Я, должно быть, удивленно приподнял брови или сделал что-то еще, потому что Арни сказал:

– У вас немного растерянный вид.

– А что мы здесь делаем? – спросил я. – Это что-то вроде консультаций с Венди?

– Хороший вопрос, – откликнулся Макс. – Замечательный долбаный вопрос! – При этом он с серьезным видом кивал, так что вроде бы не смеялся надо мной.

– Да, – согласился Арни. – Желтая комната для того и существует, чтобы вы говорили все, что думаете. Но сегодня наша цель – объединить вас в группу, чтобы вы могли поддерживать друг друга в процессе переживания утраты.

Макс с шумом выдохнул.

– Макс, вы не расскажете Бартоломью о своей утрате?

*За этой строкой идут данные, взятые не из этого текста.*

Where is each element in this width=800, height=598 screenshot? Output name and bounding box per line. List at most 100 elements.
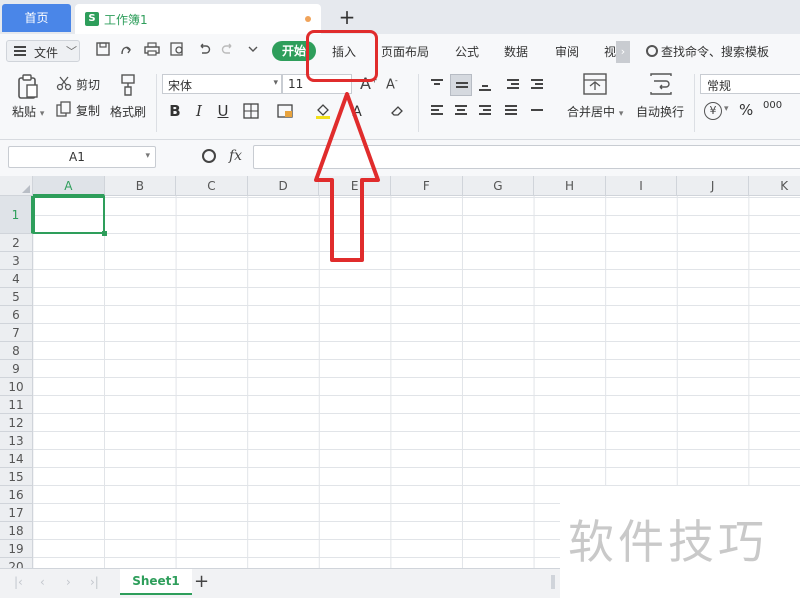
- currency-icon[interactable]: ¥: [704, 102, 722, 120]
- justify-button[interactable]: [500, 100, 522, 122]
- row-header-2[interactable]: 2: [0, 234, 33, 252]
- row-header-15[interactable]: 15: [0, 468, 33, 486]
- undo-icon[interactable]: [196, 42, 212, 58]
- wrap-text-button[interactable]: 自动换行: [636, 103, 684, 120]
- underline-button[interactable]: U: [212, 100, 234, 122]
- file-menu-label: 文件: [34, 46, 59, 60]
- menu-bar: 文件 ﹀ 开始 插入 页面布局 公式 数据 审阅 视 › 查找命令、搜索模板: [0, 34, 800, 68]
- currency-dropdown-icon[interactable]: ▾: [724, 104, 729, 114]
- bold-button[interactable]: B: [164, 100, 186, 122]
- row-header-7[interactable]: 7: [0, 324, 33, 342]
- row-header-8[interactable]: 8: [0, 342, 33, 360]
- distributed-align-button[interactable]: [526, 100, 548, 122]
- row-header-18[interactable]: 18: [0, 522, 33, 540]
- name-box[interactable]: A1 ▾: [8, 146, 156, 168]
- row-header-19[interactable]: 19: [0, 540, 33, 558]
- row-header-6[interactable]: 6: [0, 306, 33, 324]
- column-header-i[interactable]: I: [605, 176, 678, 196]
- percent-button[interactable]: %: [739, 101, 753, 119]
- print-preview-icon[interactable]: [170, 42, 186, 58]
- row-header-17[interactable]: 17: [0, 504, 33, 522]
- column-header-k[interactable]: K: [748, 176, 800, 196]
- align-left-button[interactable]: [426, 100, 448, 122]
- title-bar: 首页 S 工作簿1 +: [0, 0, 800, 34]
- font-name-value: 宋体: [168, 79, 193, 93]
- row-1-cells: [33, 196, 800, 234]
- paste-icon[interactable]: [16, 74, 40, 99]
- align-center-button[interactable]: [450, 100, 472, 122]
- cut-button[interactable]: 剪切: [76, 76, 100, 93]
- row-header-14[interactable]: 14: [0, 450, 33, 468]
- align-bottom-button[interactable]: [474, 74, 496, 96]
- format-painter-button[interactable]: 格式刷: [110, 103, 146, 120]
- row-header-16[interactable]: 16: [0, 486, 33, 504]
- row-header-12[interactable]: 12: [0, 414, 33, 432]
- row-header-11[interactable]: 11: [0, 396, 33, 414]
- borders-icon[interactable]: [240, 100, 262, 122]
- row-header-20[interactable]: 20: [0, 558, 33, 568]
- row-header-13[interactable]: 13: [0, 432, 33, 450]
- decrease-indent-button[interactable]: [502, 74, 524, 96]
- column-header-g[interactable]: G: [462, 176, 535, 196]
- row-header-10[interactable]: 10: [0, 378, 33, 396]
- clear-format-icon[interactable]: [386, 100, 408, 122]
- row-header-9[interactable]: 9: [0, 360, 33, 378]
- scissors-icon: [56, 75, 72, 91]
- ribbon-divider: [156, 74, 157, 132]
- row-header-5[interactable]: 5: [0, 288, 33, 306]
- next-sheet-icon[interactable]: ›: [66, 575, 71, 589]
- column-header-a[interactable]: A: [33, 176, 105, 196]
- first-sheet-icon[interactable]: |‹: [14, 575, 23, 589]
- save-icon[interactable]: [95, 42, 111, 58]
- merge-center-button[interactable]: 合并居中 ▾: [567, 103, 623, 120]
- last-sheet-icon[interactable]: ›|: [90, 575, 99, 589]
- column-header-c[interactable]: C: [176, 176, 248, 196]
- active-cell-a1[interactable]: [33, 196, 107, 236]
- paste-button[interactable]: 粘贴 ▾: [12, 103, 44, 120]
- align-right-button[interactable]: [474, 100, 496, 122]
- increase-indent-button[interactable]: [526, 74, 548, 96]
- copy-button[interactable]: 复制: [76, 102, 100, 119]
- paste-label: 粘贴: [12, 105, 37, 119]
- tab-data[interactable]: 数据: [504, 43, 528, 60]
- ribbon-divider: [694, 74, 695, 132]
- tab-view[interactable]: 视: [604, 43, 616, 60]
- select-all-button[interactable]: [0, 176, 33, 196]
- align-top-button[interactable]: [426, 74, 448, 96]
- redo-icon[interactable]: [220, 42, 236, 58]
- italic-button[interactable]: I: [188, 100, 210, 122]
- customize-toolbar-icon[interactable]: [245, 42, 261, 58]
- column-header-j[interactable]: J: [677, 176, 749, 196]
- font-name-select[interactable]: 宋体 ▾: [162, 74, 282, 94]
- sheet-tab-sheet1[interactable]: Sheet1: [120, 569, 192, 595]
- more-tabs-button[interactable]: ›: [616, 41, 630, 63]
- column-header-h[interactable]: H: [534, 176, 606, 196]
- export-icon[interactable]: [118, 42, 134, 58]
- number-format-select[interactable]: 常规: [700, 74, 800, 94]
- tab-formulas[interactable]: 公式: [455, 43, 479, 60]
- thousands-separator-button[interactable]: 000: [763, 100, 782, 111]
- command-search[interactable]: 查找命令、搜索模板: [646, 43, 769, 60]
- row-header-1[interactable]: 1: [0, 196, 33, 234]
- column-header-b[interactable]: B: [104, 176, 177, 196]
- print-icon[interactable]: [144, 42, 160, 58]
- tab-review[interactable]: 审阅: [555, 43, 579, 60]
- row-header-4[interactable]: 4: [0, 270, 33, 288]
- align-middle-button[interactable]: [450, 74, 472, 96]
- hamburger-icon: [14, 46, 26, 56]
- column-header-f[interactable]: F: [390, 176, 463, 196]
- new-tab-button[interactable]: +: [336, 4, 358, 30]
- tab-workbook[interactable]: S 工作簿1: [75, 4, 321, 34]
- column-header-d[interactable]: D: [247, 176, 320, 196]
- cell-style-icon[interactable]: [274, 100, 296, 122]
- scrollbar-handle[interactable]: [551, 575, 555, 589]
- file-menu-button[interactable]: 文件 ﹀: [6, 40, 80, 62]
- add-sheet-button[interactable]: +: [194, 571, 209, 592]
- insert-function-button[interactable]: fx: [229, 148, 242, 164]
- prev-sheet-icon[interactable]: ‹: [40, 575, 45, 589]
- zoom-icon[interactable]: [202, 149, 216, 163]
- tab-home[interactable]: 首页: [2, 4, 71, 32]
- row-header-3[interactable]: 3: [0, 252, 33, 270]
- tab-page-layout[interactable]: 页面布局: [381, 43, 429, 60]
- font-shrink-icon[interactable]: A-: [386, 76, 398, 92]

Макс выдохнул с еще большим шумом.

– Ма-акс!

Макс секунд пятнадцать, если не больше, смотрел в потолок и сжимал колени руками, затем сказал:

– Алиса была моим лучшим другом, а теперь, блин, умерла.

– Да, Макс. Я глубоко сожалею об этом, – сказал Арни.

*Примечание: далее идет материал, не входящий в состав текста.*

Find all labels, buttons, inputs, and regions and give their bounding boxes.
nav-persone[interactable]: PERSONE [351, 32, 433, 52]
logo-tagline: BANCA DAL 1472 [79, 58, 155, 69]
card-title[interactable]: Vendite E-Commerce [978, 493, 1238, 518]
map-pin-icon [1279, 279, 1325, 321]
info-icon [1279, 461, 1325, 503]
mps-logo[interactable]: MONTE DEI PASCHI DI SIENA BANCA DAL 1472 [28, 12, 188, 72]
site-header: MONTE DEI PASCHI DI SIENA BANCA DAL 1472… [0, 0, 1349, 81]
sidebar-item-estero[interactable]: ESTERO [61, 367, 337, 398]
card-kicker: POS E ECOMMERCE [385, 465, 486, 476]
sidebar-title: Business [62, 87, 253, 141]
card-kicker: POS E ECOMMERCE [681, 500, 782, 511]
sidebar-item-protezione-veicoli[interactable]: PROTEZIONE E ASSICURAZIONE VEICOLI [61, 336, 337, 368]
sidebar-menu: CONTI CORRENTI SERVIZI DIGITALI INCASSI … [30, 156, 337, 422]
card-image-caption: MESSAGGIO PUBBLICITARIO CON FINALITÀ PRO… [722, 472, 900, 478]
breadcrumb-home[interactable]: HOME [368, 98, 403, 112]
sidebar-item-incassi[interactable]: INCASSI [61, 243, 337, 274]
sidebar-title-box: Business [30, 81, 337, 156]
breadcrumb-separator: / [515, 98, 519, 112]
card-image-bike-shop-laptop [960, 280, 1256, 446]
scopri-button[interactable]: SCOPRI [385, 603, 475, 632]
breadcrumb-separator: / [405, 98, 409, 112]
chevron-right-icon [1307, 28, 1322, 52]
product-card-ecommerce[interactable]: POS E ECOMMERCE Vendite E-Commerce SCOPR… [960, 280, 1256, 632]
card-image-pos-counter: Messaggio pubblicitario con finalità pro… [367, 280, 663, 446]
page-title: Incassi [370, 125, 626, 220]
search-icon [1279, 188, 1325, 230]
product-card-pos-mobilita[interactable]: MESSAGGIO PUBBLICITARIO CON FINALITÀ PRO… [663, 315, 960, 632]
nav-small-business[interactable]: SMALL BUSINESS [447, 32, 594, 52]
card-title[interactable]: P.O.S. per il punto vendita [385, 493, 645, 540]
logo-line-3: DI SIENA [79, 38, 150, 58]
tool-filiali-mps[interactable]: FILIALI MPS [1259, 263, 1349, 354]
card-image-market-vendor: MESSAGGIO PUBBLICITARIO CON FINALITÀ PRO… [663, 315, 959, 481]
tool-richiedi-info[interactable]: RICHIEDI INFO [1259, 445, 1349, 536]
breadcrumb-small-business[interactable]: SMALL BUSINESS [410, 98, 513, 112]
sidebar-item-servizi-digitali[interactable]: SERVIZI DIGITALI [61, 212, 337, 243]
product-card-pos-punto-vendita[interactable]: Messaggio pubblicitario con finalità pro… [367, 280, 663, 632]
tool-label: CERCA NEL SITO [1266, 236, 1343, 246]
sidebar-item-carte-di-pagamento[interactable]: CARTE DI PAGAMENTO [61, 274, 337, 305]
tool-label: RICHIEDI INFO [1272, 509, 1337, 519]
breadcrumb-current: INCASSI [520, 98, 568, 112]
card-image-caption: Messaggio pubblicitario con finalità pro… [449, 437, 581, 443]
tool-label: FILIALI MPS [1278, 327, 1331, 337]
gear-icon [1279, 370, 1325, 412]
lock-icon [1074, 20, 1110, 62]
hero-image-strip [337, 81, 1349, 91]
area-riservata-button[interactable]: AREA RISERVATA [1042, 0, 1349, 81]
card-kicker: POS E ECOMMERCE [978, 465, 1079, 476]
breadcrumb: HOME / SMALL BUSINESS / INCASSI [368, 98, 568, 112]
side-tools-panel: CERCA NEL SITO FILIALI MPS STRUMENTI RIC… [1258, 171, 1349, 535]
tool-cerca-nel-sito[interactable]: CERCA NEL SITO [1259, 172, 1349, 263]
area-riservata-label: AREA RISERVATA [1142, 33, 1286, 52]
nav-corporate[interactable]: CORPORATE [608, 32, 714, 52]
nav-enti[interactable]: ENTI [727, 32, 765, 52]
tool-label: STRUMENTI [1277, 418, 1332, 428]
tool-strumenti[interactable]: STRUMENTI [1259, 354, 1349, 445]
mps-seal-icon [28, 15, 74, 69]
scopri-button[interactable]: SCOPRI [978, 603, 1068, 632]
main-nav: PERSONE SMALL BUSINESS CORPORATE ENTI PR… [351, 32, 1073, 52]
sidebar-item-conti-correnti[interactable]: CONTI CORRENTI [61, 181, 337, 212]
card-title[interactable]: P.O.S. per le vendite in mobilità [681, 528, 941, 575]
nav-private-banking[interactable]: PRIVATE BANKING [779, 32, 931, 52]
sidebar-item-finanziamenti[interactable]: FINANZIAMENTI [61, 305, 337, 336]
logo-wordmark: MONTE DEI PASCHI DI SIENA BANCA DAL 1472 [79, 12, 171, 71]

– Алё, это вы ее, что ли, убили?

– Нет, конечно.

– Тогда о чем вы, блин, сожалеете?

– Я сожалею о вашей потере. Я сожалею, что вам приходится испытывать на себе процесс переживания утраты. Я сожалею, что Алиса не утешает вас, как прежде, и надеюсь, что вы справитесь с этим и найдете в себе силы жить дальше.

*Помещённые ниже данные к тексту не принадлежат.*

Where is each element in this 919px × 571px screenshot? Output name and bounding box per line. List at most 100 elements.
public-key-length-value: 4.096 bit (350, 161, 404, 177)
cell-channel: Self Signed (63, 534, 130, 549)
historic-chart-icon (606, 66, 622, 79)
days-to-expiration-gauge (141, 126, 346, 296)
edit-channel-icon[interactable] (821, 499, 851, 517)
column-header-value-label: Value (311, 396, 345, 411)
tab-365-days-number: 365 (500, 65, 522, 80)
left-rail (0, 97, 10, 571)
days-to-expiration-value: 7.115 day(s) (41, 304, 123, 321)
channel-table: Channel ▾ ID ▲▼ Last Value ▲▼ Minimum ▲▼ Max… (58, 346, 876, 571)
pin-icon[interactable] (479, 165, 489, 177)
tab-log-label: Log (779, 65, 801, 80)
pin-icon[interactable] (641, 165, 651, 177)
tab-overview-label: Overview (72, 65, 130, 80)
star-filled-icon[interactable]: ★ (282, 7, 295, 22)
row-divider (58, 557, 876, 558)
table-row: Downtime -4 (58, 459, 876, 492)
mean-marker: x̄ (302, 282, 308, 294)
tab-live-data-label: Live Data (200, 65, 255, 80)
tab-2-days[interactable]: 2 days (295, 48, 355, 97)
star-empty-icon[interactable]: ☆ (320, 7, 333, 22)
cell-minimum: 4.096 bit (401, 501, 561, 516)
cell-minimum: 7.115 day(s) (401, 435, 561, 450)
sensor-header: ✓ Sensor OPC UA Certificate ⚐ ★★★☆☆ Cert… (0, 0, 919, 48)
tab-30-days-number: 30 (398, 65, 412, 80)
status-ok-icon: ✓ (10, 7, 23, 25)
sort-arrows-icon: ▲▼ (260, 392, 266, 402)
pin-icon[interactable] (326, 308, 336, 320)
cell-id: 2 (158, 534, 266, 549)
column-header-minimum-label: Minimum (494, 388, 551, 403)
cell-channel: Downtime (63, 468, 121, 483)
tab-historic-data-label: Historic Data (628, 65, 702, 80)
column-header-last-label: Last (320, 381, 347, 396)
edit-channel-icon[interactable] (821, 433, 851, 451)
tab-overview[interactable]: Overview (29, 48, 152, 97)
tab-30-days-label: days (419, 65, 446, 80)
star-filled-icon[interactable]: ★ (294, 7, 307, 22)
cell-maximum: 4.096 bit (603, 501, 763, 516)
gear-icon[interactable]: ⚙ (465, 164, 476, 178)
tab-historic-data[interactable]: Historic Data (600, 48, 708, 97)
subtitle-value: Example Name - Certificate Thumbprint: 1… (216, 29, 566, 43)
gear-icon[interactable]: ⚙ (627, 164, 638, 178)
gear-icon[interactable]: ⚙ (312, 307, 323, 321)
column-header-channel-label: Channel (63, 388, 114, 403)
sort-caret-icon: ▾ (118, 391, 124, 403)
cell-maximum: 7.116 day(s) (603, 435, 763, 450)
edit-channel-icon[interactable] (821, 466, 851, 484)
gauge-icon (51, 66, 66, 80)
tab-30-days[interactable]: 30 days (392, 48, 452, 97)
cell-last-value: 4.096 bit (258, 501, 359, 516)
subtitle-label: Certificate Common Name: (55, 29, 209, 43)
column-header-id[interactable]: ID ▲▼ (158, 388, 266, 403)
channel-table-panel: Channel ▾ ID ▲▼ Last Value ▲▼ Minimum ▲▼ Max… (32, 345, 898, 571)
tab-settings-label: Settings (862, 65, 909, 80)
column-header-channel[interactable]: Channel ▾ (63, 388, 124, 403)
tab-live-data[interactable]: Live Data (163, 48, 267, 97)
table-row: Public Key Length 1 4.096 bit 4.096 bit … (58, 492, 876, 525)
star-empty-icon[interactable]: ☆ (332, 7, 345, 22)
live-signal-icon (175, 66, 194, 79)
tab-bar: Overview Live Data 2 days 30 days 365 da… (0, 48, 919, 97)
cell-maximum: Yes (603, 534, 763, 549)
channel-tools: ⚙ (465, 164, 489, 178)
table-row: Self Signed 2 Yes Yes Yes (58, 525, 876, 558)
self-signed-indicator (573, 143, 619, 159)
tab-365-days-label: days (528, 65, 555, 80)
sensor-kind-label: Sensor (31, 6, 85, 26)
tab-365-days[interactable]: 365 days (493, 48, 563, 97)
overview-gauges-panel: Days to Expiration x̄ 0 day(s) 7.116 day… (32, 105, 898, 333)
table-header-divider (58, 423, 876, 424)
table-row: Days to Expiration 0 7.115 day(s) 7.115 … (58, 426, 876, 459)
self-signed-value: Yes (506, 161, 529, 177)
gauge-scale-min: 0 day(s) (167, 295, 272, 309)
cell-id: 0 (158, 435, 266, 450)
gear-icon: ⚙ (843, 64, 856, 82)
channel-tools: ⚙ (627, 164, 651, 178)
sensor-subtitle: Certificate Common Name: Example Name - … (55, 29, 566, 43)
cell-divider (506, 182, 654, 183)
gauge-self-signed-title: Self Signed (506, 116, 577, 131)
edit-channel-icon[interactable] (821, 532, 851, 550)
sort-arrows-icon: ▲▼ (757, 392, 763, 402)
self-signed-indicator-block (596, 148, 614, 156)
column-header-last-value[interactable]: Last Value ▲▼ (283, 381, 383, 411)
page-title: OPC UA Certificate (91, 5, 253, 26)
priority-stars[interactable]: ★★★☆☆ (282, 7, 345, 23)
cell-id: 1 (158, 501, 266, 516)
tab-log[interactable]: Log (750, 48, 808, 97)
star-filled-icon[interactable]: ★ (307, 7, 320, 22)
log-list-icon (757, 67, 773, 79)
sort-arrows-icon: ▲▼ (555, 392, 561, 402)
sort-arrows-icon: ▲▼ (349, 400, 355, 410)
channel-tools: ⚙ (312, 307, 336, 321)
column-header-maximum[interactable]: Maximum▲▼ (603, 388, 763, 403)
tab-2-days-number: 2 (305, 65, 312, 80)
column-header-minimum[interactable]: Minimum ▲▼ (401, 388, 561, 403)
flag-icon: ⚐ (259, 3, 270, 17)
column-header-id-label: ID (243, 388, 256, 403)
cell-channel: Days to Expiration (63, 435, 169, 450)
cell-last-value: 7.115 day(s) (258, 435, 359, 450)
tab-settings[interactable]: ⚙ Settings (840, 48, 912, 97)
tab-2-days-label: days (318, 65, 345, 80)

– Алё, работу я и не прерывал.

– Может быть, вам как раз следовало бы прерваться на несколько дней.

– На хрен это надо?

– Бартоломью, скажите нам, пожалуйста, о чем вы горюете.

– Моя мать умерла от рака.

– От рака? – воскликнул Макс, повернувшись ко мне с широко раскрытыми глазами.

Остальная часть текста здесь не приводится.